Guamúchil, Sin.- Con globos de colores, pancartas de felicitación y el sonido festivo de la banda sinaloense, así fue recibida Amaia Ruiz Inzunza en el Colegio Educativo México Americano, luego de conquistar la medalla de oro en la Olimpiada Nacional de Matemáticas para alumnos de primaria y secundaria.
La escena parecía más una fiesta de campeones que una mañana escolar común. Sus compañeros la esperaban emocionados, formando un pasillo humano entre aplausos, mientras sostenían carteles con mensajes de orgullo y admiración. Al cruzar la entrada, Amaia no sólo llevaba una medalla dorada al cuello, sino también el reconocimiento de toda una comunidad educativa que celebró su disciplina, talento y perseverancia.
“Sentí mucha emoción, la verdad. No me la esperaba para nada… pero valió la pena estudiar”, compartió con una sonrisa tímida, aún asimilando la magnitud de su logro.

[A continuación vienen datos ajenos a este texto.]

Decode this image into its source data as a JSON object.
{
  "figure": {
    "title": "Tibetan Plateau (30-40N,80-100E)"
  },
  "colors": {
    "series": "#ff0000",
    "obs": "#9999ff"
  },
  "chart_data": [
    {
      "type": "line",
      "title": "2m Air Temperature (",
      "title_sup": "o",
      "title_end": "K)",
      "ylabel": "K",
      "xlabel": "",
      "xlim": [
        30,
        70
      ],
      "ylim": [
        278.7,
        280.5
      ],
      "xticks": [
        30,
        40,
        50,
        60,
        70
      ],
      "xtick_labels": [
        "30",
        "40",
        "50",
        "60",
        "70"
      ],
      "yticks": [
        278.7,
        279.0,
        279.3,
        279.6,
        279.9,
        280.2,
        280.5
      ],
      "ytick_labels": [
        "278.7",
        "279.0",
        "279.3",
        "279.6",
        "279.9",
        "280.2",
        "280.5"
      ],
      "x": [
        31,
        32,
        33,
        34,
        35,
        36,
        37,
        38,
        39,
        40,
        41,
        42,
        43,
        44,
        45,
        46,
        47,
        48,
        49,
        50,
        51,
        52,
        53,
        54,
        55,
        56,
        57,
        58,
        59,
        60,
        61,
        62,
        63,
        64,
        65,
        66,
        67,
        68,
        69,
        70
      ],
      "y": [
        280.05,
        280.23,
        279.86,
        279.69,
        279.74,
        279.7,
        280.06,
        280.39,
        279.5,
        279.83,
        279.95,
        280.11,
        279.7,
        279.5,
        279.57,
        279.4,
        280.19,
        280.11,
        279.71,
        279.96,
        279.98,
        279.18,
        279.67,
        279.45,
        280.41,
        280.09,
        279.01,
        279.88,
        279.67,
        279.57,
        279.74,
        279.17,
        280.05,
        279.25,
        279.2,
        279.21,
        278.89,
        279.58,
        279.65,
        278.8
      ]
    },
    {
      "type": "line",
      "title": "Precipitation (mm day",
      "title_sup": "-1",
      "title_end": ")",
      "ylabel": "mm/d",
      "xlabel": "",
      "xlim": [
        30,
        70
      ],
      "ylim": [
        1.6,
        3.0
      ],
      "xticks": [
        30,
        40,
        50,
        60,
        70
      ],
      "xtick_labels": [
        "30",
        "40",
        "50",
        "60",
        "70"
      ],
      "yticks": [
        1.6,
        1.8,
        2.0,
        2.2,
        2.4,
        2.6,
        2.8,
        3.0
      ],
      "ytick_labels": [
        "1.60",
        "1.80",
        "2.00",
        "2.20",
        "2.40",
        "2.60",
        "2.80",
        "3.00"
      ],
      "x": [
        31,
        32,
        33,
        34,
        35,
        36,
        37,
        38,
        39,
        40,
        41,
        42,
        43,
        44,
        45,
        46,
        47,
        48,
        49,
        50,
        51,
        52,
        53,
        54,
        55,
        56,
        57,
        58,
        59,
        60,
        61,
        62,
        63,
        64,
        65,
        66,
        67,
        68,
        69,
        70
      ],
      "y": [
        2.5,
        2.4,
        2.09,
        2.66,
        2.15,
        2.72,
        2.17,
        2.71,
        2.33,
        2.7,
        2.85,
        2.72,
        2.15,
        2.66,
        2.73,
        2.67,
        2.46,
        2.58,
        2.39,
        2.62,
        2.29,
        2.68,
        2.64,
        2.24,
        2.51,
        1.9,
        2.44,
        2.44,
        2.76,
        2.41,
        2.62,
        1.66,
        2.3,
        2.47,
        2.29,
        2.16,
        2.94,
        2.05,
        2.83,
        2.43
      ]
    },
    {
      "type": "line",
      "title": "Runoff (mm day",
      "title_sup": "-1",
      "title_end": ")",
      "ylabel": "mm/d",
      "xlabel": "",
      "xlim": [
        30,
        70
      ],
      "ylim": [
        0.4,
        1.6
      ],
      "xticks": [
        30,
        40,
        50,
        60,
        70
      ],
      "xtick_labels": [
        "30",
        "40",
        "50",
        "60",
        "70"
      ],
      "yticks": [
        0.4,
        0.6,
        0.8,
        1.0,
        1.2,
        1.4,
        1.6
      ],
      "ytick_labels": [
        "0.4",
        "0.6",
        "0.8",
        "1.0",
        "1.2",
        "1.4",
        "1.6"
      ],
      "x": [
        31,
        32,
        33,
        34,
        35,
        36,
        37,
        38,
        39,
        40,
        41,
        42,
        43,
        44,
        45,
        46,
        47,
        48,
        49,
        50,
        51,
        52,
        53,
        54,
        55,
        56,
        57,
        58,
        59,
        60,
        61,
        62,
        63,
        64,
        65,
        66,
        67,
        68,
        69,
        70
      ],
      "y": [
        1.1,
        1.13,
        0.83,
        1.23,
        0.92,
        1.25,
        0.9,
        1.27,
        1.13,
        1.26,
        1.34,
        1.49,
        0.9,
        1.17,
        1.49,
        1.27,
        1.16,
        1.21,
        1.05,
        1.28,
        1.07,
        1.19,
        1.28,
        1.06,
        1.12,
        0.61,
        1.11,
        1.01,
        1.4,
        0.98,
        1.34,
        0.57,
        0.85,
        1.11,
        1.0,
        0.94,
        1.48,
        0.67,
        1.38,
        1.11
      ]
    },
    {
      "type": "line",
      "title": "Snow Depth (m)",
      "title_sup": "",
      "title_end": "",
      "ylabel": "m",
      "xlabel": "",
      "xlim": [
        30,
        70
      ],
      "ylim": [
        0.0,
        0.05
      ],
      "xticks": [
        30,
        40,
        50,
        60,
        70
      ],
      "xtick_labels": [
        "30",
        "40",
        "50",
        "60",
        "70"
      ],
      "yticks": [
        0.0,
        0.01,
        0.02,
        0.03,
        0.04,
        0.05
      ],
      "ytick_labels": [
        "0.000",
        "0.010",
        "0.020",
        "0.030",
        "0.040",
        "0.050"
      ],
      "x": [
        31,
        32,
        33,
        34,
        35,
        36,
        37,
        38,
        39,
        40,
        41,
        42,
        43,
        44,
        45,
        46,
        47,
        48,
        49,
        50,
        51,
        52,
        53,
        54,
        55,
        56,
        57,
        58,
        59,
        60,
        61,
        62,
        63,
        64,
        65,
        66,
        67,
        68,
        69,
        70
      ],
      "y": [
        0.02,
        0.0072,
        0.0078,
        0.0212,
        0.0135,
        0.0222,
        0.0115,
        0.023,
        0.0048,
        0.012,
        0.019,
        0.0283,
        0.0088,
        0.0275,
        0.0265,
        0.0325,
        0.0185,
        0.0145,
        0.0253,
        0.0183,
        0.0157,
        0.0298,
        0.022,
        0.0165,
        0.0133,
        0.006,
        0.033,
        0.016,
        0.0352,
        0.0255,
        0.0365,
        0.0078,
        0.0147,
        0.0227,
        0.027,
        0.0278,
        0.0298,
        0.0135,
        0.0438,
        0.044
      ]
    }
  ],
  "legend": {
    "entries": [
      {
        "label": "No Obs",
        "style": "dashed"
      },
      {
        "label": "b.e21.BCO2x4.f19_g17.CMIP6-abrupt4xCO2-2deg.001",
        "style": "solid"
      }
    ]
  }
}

La pequeña genio de las matemáticas reveló que uno de los mayores desafíos fue el llamado “Problema 7”, un complejo ejercicio sobre un hexágono regular y áreas sombreadas que le tomó casi todo el tiempo del examen. Aunque no logró resolverlo por completo, su esfuerzo y procedimiento le sumaron puntos clave. “Fueron dos hojas y media intentando… creo que eso contó”, dijo entre risas.
Durante meses, Amaia se preparó intensamente, dedicando largas horas al estudio desde marzo y abril, con el respaldo de sus padres y el acompañamiento de sus maestros, entre ellos la maestra Nancy y el profesor Julio.
Pero más allá de los números, su historia también habla de valores. Así lo destacó la jefa del sector 03 de primarias estatales, Gladis López Fuentes, quien calificó su triunfo como “histórico” al sobresalir entre cerca de 2 millones de estudiantes de cuarto grado en todo el país.
“Amaya ha puesto en alto a Salvador Alvarado y a Sinaloa. Es una niña inteligente, pero también noble, solidaria y feliz. Ese es el verdadero éxito”, expresó ante alumnos, maestros y autoridades.
El director del plantel, José Rosario Espinoza López, también reconoció el esfuerzo conjunto entre familia, docentes y comunidad educativa, destacando que el logro de Amaia es resultado de un “binomio perfecto”.
Lejos de detenerse, la joven campeona ya tiene nuevas metas. Ahora sueña con subir al podio en un concurso de inglés, donde buscará destacar también.
Mientras tanto, su mensaje para otros niños es claro y poderoso:
“No digan que no pueden. Estudien, practiquen y no se rindan. Si algo les gusta, dedíquenle tiempo”.
Entre aplausos, música y orgullo, Amaya no solo regresó con una medalla: volvió convertida en inspiración.